Comment 14 Ken Sharp 2007-12-13 01:12:50 UTC
> Does the encoding position 1 define a glyph name from outside Latin 1 glyph 
> names ? I believe that char codes are not important, only glyphs have sence for 
> Symbolic.

Re-reading the spec, I think you are correct, it only mentions the glyph names,
not their encoded positions. In this case the font only contains glyphs which
are in the latin 1 character set (but their Encoding is different).

So I guess the font should be Nonsymbolic.


> There are 2 flags : Symbolic and Non Symbolic. If both are unset, Adobe claims 
> invalid font. When you reset one, you must set the other.

Yes, I tried it both ways and got the same result; "The font /F0 contains bad
/Flags" I've no idea why I'm afraid. AH! I just checked the Distiller output,
and I made a mistake. Bit 5 is unused, the Nonsymbolic bit is actually bit 6. If
I set the /Flags to 32 instead of 16, the PDF output from GS appears 'correct'
in Acrobat. 

At the moment its substituting the wrong fonts, because I haven't implemented
the fix for font names, with the result that its using Adobe Sands MM to
substitute. Since I haven't set the italic flag the italics have all gone, but
all the glyphs are correct, including the modified encoding. So, good news!


OK, I think I see the way forward (thanks to Leo here) as: Fix the fontname, for
which I have a trivially simple patch, and then work on getting the Symbolic
flag correct when writing out the Font Descriptor.

This should address the specific customer issue. 

As a possible additional feature, I could opt to ignore the setting of the embed
flag, if the font does turn out to be 'Symbolic', and go ahead and embed the
font anyway. Its not exactly true to the description of the flag, but it is
pretty much what Distiller does, so I think its reasonable for us to do so too.

Any dissenting opinions ? Should I *not* attempt to embed the font under these
conditions ?
Comment 15 leonardo 2007-12-13 11:21:01 UTC
I read Comment #14 and I think I can't add anything useful now.
Comment 16 Ray Johnston 2007-12-15 10:42:00 UTC
I think that always embedding the font (Subset) when it includes a glyph
outside of the Latin 1 set (implying that we need to flag the font as
Symbolic) is a reasonable fallback.

The rest sounds like good news indeed.
Comment 17 Ken Sharp 2007-12-16 12:25:41 UTC
Embedding the font seems to happen already (somewhat to my surprise), it seems
to be one of the features which was disabled. Or perhaps not, I haven't had
enough tests I'm certain of to be absolutely sure.

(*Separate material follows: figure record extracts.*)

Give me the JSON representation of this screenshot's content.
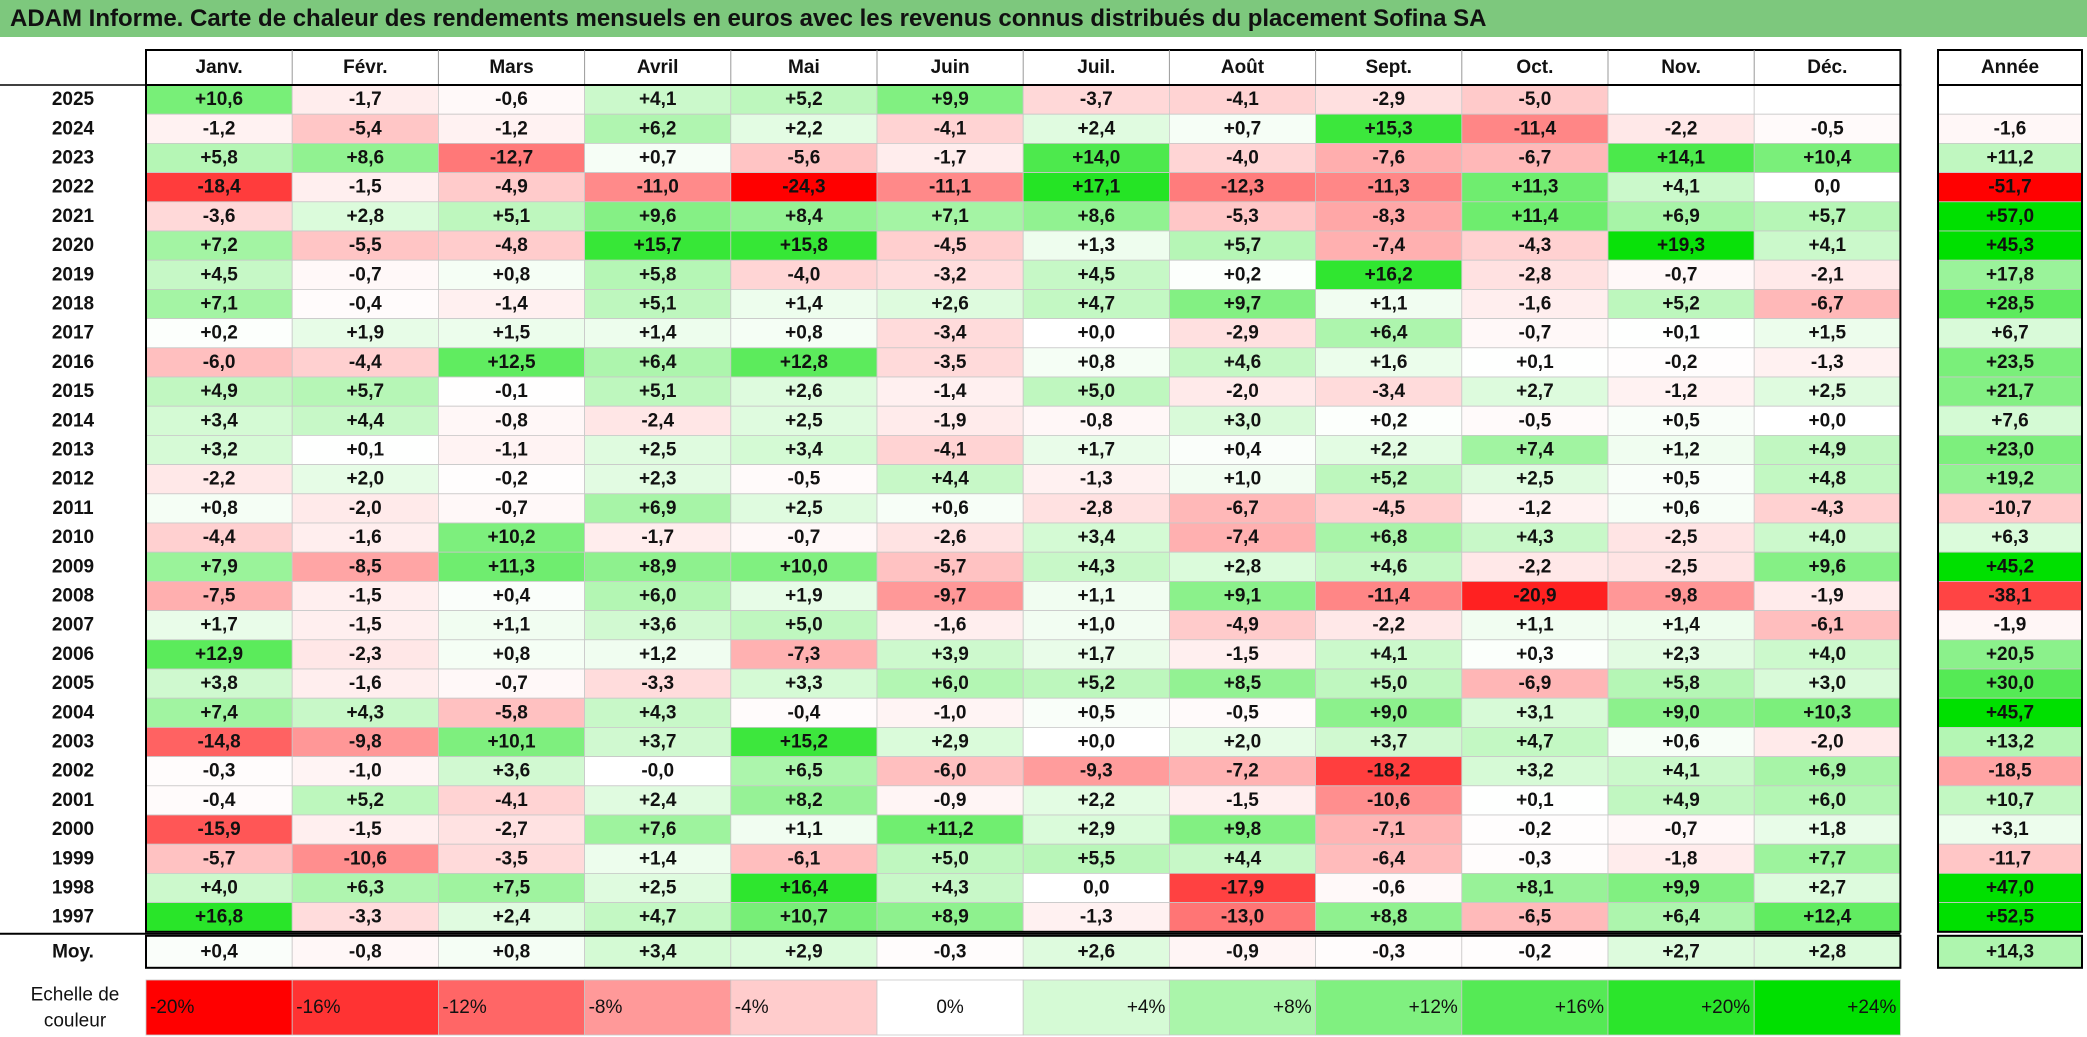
{
  "title": "ADAM Informe. Carte de chaleur des rendements mensuels en euros avec les revenus connus distribués du placement Sofina SA",
  "chart_data": {
    "type": "heatmap",
    "months": [
      "Janv.",
      "Févr.",
      "Mars",
      "Avril",
      "Mai",
      "Juin",
      "Juil.",
      "Août",
      "Sept.",
      "Oct.",
      "Nov.",
      "Déc."
    ],
    "year_header": "Année",
    "rows": [
      {
        "year": "2025",
        "values": [
          "+10,6",
          "-1,7",
          "-0,6",
          "+4,1",
          "+5,2",
          "+9,9",
          "-3,7",
          "-4,1",
          "-2,9",
          "-5,0",
          "",
          ""
        ],
        "annual": ""
      },
      {
        "year": "2024",
        "values": [
          "-1,2",
          "-5,4",
          "-1,2",
          "+6,2",
          "+2,2",
          "-4,1",
          "+2,4",
          "+0,7",
          "+15,3",
          "-11,4",
          "-2,2",
          "-0,5"
        ],
        "annual": "-1,6"
      },
      {
        "year": "2023",
        "values": [
          "+5,8",
          "+8,6",
          "-12,7",
          "+0,7",
          "-5,6",
          "-1,7",
          "+14,0",
          "-4,0",
          "-7,6",
          "-6,7",
          "+14,1",
          "+10,4"
        ],
        "annual": "+11,2"
      },
      {
        "year": "2022",
        "values": [
          "-18,4",
          "-1,5",
          "-4,9",
          "-11,0",
          "-24,3",
          "-11,1",
          "+17,1",
          "-12,3",
          "-11,3",
          "+11,3",
          "+4,1",
          "0,0"
        ],
        "annual": "-51,7"
      },
      {
        "year": "2021",
        "values": [
          "-3,6",
          "+2,8",
          "+5,1",
          "+9,6",
          "+8,4",
          "+7,1",
          "+8,6",
          "-5,3",
          "-8,3",
          "+11,4",
          "+6,9",
          "+5,7"
        ],
        "annual": "+57,0"
      },
      {
        "year": "2020",
        "values": [
          "+7,2",
          "-5,5",
          "-4,8",
          "+15,7",
          "+15,8",
          "-4,5",
          "+1,3",
          "+5,7",
          "-7,4",
          "-4,3",
          "+19,3",
          "+4,1"
        ],
        "annual": "+45,3"
      },
      {
        "year": "2019",
        "values": [
          "+4,5",
          "-0,7",
          "+0,8",
          "+5,8",
          "-4,0",
          "-3,2",
          "+4,5",
          "+0,2",
          "+16,2",
          "-2,8",
          "-0,7",
          "-2,1"
        ],
        "annual": "+17,8"
      },
      {
        "year": "2018",
        "values": [
          "+7,1",
          "-0,4",
          "-1,4",
          "+5,1",
          "+1,4",
          "+2,6",
          "+4,7",
          "+9,7",
          "+1,1",
          "-1,6",
          "+5,2",
          "-6,7"
        ],
        "annual": "+28,5"
      },
      {
        "year": "2017",
        "values": [
          "+0,2",
          "+1,9",
          "+1,5",
          "+1,4",
          "+0,8",
          "-3,4",
          "+0,0",
          "-2,9",
          "+6,4",
          "-0,7",
          "+0,1",
          "+1,5"
        ],
        "annual": "+6,7"
      },
      {
        "year": "2016",
        "values": [
          "-6,0",
          "-4,4",
          "+12,5",
          "+6,4",
          "+12,8",
          "-3,5",
          "+0,8",
          "+4,6",
          "+1,6",
          "+0,1",
          "-0,2",
          "-1,3"
        ],
        "annual": "+23,5"
      },
      {
        "year": "2015",
        "values": [
          "+4,9",
          "+5,7",
          "-0,1",
          "+5,1",
          "+2,6",
          "-1,4",
          "+5,0",
          "-2,0",
          "-3,4",
          "+2,7",
          "-1,2",
          "+2,5"
        ],
        "annual": "+21,7"
      },
      {
        "year": "2014",
        "values": [
          "+3,4",
          "+4,4",
          "-0,8",
          "-2,4",
          "+2,5",
          "-1,9",
          "-0,8",
          "+3,0",
          "+0,2",
          "-0,5",
          "+0,5",
          "+0,0"
        ],
        "annual": "+7,6"
      },
      {
        "year": "2013",
        "values": [
          "+3,2",
          "+0,1",
          "-1,1",
          "+2,5",
          "+3,4",
          "-4,1",
          "+1,7",
          "+0,4",
          "+2,2",
          "+7,4",
          "+1,2",
          "+4,9"
        ],
        "annual": "+23,0"
      },
      {
        "year": "2012",
        "values": [
          "-2,2",
          "+2,0",
          "-0,2",
          "+2,3",
          "-0,5",
          "+4,4",
          "-1,3",
          "+1,0",
          "+5,2",
          "+2,5",
          "+0,5",
          "+4,8"
        ],
        "annual": "+19,2"
      },
      {
        "year": "2011",
        "values": [
          "+0,8",
          "-2,0",
          "-0,7",
          "+6,9",
          "+2,5",
          "+0,6",
          "-2,8",
          "-6,7",
          "-4,5",
          "-1,2",
          "+0,6",
          "-4,3"
        ],
        "annual": "-10,7"
      },
      {
        "year": "2010",
        "values": [
          "-4,4",
          "-1,6",
          "+10,2",
          "-1,7",
          "-0,7",
          "-2,6",
          "+3,4",
          "-7,4",
          "+6,8",
          "+4,3",
          "-2,5",
          "+4,0"
        ],
        "annual": "+6,3"
      },
      {
        "year": "2009",
        "values": [
          "+7,9",
          "-8,5",
          "+11,3",
          "+8,9",
          "+10,0",
          "-5,7",
          "+4,3",
          "+2,8",
          "+4,6",
          "-2,2",
          "-2,5",
          "+9,6"
        ],
        "annual": "+45,2"
      },
      {
        "year": "2008",
        "values": [
          "-7,5",
          "-1,5",
          "+0,4",
          "+6,0",
          "+1,9",
          "-9,7",
          "+1,1",
          "+9,1",
          "-11,4",
          "-20,9",
          "-9,8",
          "-1,9"
        ],
        "annual": "-38,1"
      },
      {
        "year": "2007",
        "values": [
          "+1,7",
          "-1,5",
          "+1,1",
          "+3,6",
          "+5,0",
          "-1,6",
          "+1,0",
          "-4,9",
          "-2,2",
          "+1,1",
          "+1,4",
          "-6,1"
        ],
        "annual": "-1,9"
      },
      {
        "year": "2006",
        "values": [
          "+12,9",
          "-2,3",
          "+0,8",
          "+1,2",
          "-7,3",
          "+3,9",
          "+1,7",
          "-1,5",
          "+4,1",
          "+0,3",
          "+2,3",
          "+4,0"
        ],
        "annual": "+20,5"
      },
      {
        "year": "2005",
        "values": [
          "+3,8",
          "-1,6",
          "-0,7",
          "-3,3",
          "+3,3",
          "+6,0",
          "+5,2",
          "+8,5",
          "+5,0",
          "-6,9",
          "+5,8",
          "+3,0"
        ],
        "annual": "+30,0"
      },
      {
        "year": "2004",
        "values": [
          "+7,4",
          "+4,3",
          "-5,8",
          "+4,3",
          "-0,4",
          "-1,0",
          "+0,5",
          "-0,5",
          "+9,0",
          "+3,1",
          "+9,0",
          "+10,3"
        ],
        "annual": "+45,7"
      },
      {
        "year": "2003",
        "values": [
          "-14,8",
          "-9,8",
          "+10,1",
          "+3,7",
          "+15,2",
          "+2,9",
          "+0,0",
          "+2,0",
          "+3,7",
          "+4,7",
          "+0,6",
          "-2,0"
        ],
        "annual": "+13,2"
      },
      {
        "year": "2002",
        "values": [
          "-0,3",
          "-1,0",
          "+3,6",
          "-0,0",
          "+6,5",
          "-6,0",
          "-9,3",
          "-7,2",
          "-18,2",
          "+3,2",
          "+4,1",
          "+6,9"
        ],
        "annual": "-18,5"
      },
      {
        "year": "2001",
        "values": [
          "-0,4",
          "+5,2",
          "-4,1",
          "+2,4",
          "+8,2",
          "-0,9",
          "+2,2",
          "-1,5",
          "-10,6",
          "+0,1",
          "+4,9",
          "+6,0"
        ],
        "annual": "+10,7"
      },
      {
        "year": "2000",
        "values": [
          "-15,9",
          "-1,5",
          "-2,7",
          "+7,6",
          "+1,1",
          "+11,2",
          "+2,9",
          "+9,8",
          "-7,1",
          "-0,2",
          "-0,7",
          "+1,8"
        ],
        "annual": "+3,1"
      },
      {
        "year": "1999",
        "values": [
          "-5,7",
          "-10,6",
          "-3,5",
          "+1,4",
          "-6,1",
          "+5,0",
          "+5,5",
          "+4,4",
          "-6,4",
          "-0,3",
          "-1,8",
          "+7,7"
        ],
        "annual": "-11,7"
      },
      {
        "year": "1998",
        "values": [
          "+4,0",
          "+6,3",
          "+7,5",
          "+2,5",
          "+16,4",
          "+4,3",
          "0,0",
          "-17,9",
          "-0,6",
          "+8,1",
          "+9,9",
          "+2,7"
        ],
        "annual": "+47,0"
      },
      {
        "year": "1997",
        "values": [
          "+16,8",
          "-3,3",
          "+2,4",
          "+4,7",
          "+10,7",
          "+8,9",
          "-1,3",
          "-13,0",
          "+8,8",
          "-6,5",
          "+6,4",
          "+12,4"
        ],
        "annual": "+52,5"
      }
    ],
    "average": {
      "label": "Moy.",
      "values": [
        "+0,4",
        "-0,8",
        "+0,8",
        "+3,4",
        "+2,9",
        "-0,3",
        "+2,6",
        "-0,9",
        "-0,3",
        "-0,2",
        "+2,7",
        "+2,8"
      ],
      "annual": "+14,3"
    },
    "color_scale": {
      "label": "Echelle de couleur",
      "stops": [
        {
          "label": "-20%",
          "value": -20
        },
        {
          "label": "-16%",
          "value": -16
        },
        {
          "label": "-12%",
          "value": -12
        },
        {
          "label": "-8%",
          "value": -8
        },
        {
          "label": "-4%",
          "value": -4
        },
        {
          "label": "0%",
          "value": 0
        },
        {
          "label": "+4%",
          "value": 4
        },
        {
          "label": "+8%",
          "value": 8
        },
        {
          "label": "+12%",
          "value": 12
        },
        {
          "label": "+16%",
          "value": 16
        },
        {
          "label": "+20%",
          "value": 20
        },
        {
          "label": "+24%",
          "value": 24
        }
      ]
    },
    "colors": {
      "negative_max": "#ff0000",
      "zero": "#ffffff",
      "positive_max": "#00e000",
      "title_bar": "#7dc87d"
    }
  }
}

I'd like to test it further, but in the interests of getting a fix to the
customer quickly I intend to commit what I have now (after review). If it looks
like the embedding is not quite as expected I'll open a new enhancement tracker
for it.

Comment 18 Ken Sharp 2007-12-17 03:26:06 UTC
Added a new tracker (#689616) to track the proposed feature of embedding fonts
which are found to be symbolic. The patch (following shortly) does not address
the issue of embedding symbolic fonts. It turns out that this happens only for
the Symbol font when the proposed patch is implemented.
Comment 19 Ken Sharp 2008-01-02 05:19:56 UTC
This patch http://ghostscript.com/pipermail/gs-cvs/2007-December/008032.html
fixes the naming issue, and correctly assigns the non-symbolic flag to the font.

This patch http://ghostscript.com/pipermail/gs-cvs/2008-January/008057.html
completes this issue, simply removing some (now) redundant code and arguments.